Catalogue Entry


During the 1860s Johnson painted Black men, women, and children that bestow on them dignity, intelligence, and grace. Many in his family, including his sister Harriet May and her husband Reverend Joseph May were ardent abolitionists. To Johnson, Blacks were not subjects to be ridiculed or satirized. —PH
David Dearinger, ed., Paintings and Sculpture in the Collection of the National Academy of Design, Vol. I, 1826–1925, p. 324: "Johnson would surely have thought in choosing this small study as his diploma work to recall the great success of his 'Negro Life at the South' in the Academy annual exhibition two years earlier. However, considering that he made his presentation at the last possible moment before his election would have been voided, it probably was a recent work. In the early 1860s Johnson was much occupied with painting domestic genre scenes, often focused on African-Americans."
Baur 1940, p. 39: "This was Johnson's 'diploma picture' painted for the National Academy of Design when [Johnson] became an Academician in 1860."
1984-05-18: Very sketchy—limited palette. Paint scrubbed on; white of canvas is boy's shirt; outlining around figure. Hand elongated—out of proportion. Figure larger than usual.
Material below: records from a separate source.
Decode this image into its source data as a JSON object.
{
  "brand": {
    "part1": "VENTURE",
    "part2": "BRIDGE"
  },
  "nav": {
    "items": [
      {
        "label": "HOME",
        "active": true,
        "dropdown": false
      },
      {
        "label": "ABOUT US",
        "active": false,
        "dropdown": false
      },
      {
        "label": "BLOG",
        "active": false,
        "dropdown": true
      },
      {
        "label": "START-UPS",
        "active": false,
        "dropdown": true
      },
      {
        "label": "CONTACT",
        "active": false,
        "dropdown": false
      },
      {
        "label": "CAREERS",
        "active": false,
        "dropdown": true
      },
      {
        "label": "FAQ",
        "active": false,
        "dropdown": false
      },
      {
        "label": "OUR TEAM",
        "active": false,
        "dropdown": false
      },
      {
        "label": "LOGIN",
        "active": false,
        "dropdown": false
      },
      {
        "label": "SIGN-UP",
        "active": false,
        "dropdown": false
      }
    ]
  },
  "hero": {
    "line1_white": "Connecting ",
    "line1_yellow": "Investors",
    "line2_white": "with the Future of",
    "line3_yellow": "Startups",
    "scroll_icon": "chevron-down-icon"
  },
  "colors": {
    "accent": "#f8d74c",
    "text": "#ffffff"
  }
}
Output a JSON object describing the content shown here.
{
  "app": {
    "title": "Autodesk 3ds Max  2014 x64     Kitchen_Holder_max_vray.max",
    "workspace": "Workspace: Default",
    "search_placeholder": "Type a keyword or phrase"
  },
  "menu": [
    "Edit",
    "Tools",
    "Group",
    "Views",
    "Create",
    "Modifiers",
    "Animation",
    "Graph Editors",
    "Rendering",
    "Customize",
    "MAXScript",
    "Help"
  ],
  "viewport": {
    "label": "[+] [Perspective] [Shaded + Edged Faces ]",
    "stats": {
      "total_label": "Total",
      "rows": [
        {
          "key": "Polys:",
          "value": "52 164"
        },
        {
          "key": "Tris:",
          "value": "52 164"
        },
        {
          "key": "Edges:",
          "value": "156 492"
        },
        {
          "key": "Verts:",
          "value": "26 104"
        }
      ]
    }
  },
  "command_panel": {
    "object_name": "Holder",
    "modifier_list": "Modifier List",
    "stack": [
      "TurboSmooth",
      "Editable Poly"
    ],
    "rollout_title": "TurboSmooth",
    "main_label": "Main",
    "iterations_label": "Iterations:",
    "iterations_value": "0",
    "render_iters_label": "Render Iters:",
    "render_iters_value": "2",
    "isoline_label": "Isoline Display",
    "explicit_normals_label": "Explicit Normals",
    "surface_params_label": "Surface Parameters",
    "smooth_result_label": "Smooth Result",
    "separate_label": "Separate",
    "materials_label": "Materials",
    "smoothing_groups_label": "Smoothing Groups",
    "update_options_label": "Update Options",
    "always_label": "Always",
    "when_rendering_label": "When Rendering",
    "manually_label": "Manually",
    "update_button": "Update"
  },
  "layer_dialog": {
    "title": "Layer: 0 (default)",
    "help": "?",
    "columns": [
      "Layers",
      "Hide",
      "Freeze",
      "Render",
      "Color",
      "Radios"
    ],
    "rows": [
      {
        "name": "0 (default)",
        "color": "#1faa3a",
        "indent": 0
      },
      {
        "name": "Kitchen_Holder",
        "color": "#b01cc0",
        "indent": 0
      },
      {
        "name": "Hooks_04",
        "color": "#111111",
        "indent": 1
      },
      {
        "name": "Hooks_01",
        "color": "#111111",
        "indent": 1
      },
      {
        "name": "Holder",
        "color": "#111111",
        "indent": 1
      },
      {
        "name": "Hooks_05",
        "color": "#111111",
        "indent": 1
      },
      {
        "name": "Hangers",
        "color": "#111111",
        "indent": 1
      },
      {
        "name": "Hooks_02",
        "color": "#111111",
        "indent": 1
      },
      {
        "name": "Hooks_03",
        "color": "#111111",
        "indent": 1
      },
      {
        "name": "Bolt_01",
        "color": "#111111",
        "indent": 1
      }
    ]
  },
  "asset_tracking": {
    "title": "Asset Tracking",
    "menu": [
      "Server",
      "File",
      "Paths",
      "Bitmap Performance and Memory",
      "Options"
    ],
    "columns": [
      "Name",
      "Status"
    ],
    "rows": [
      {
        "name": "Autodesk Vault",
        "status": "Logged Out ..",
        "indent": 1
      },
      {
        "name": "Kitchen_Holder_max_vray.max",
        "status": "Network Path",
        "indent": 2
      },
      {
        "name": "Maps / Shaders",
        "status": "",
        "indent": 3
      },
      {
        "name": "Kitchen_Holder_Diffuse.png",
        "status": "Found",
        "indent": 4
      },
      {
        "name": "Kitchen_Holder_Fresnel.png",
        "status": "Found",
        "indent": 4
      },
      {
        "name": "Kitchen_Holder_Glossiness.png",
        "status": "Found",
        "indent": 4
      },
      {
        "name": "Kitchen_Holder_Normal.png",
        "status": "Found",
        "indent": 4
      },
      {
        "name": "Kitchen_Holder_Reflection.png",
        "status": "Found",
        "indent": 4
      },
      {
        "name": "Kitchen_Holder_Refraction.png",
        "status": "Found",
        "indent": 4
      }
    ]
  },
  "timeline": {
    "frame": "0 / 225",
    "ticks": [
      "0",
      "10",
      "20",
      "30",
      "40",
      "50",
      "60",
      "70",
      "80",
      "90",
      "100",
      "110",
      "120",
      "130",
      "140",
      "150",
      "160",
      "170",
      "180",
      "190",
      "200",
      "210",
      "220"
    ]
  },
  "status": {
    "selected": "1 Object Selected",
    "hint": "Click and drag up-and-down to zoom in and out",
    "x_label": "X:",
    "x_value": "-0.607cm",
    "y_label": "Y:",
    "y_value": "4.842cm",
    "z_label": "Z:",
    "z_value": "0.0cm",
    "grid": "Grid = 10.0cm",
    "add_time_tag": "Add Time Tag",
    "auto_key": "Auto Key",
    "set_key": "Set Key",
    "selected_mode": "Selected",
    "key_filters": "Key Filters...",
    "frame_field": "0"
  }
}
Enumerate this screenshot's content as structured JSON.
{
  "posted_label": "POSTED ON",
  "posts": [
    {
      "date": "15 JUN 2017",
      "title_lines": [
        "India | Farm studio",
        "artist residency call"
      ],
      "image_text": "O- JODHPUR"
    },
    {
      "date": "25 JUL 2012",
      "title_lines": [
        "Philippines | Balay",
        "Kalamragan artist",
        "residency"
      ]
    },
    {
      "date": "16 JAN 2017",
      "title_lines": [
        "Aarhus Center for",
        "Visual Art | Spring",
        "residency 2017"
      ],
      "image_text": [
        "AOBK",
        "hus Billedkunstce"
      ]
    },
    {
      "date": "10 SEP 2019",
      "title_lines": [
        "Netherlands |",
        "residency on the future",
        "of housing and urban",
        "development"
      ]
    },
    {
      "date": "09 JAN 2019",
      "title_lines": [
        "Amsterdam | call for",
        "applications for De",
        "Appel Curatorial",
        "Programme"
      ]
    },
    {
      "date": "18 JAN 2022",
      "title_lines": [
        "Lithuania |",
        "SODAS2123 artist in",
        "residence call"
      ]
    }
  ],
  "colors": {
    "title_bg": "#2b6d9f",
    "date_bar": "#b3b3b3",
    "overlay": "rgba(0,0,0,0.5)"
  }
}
2019-12-07: A young African American boy playing a flute as he sits in the doorway of a rustic log cabin. Bold white strokes give definition to his shirt. Fingers and facial features sensitively done, with outlining along edges of fingers, fingernails, and lines of his palm. His pursed lips blow into the flute. Facial features delicately done with deft highlights showing the edge of the whites of his eyes and pinpoint highlights on the irises. The right side of his face (our left) merges into the darkness of the cabin interior. The focus on his face is in contrast to the sketchy handling of the logs at the lower left side of the cabin, where brown colors are freely brushed.
He occupies a liminal space—literally, by sitting in the door jamb, and figuratively, by his association with many blacks being neither wholly free nor legally enslaved.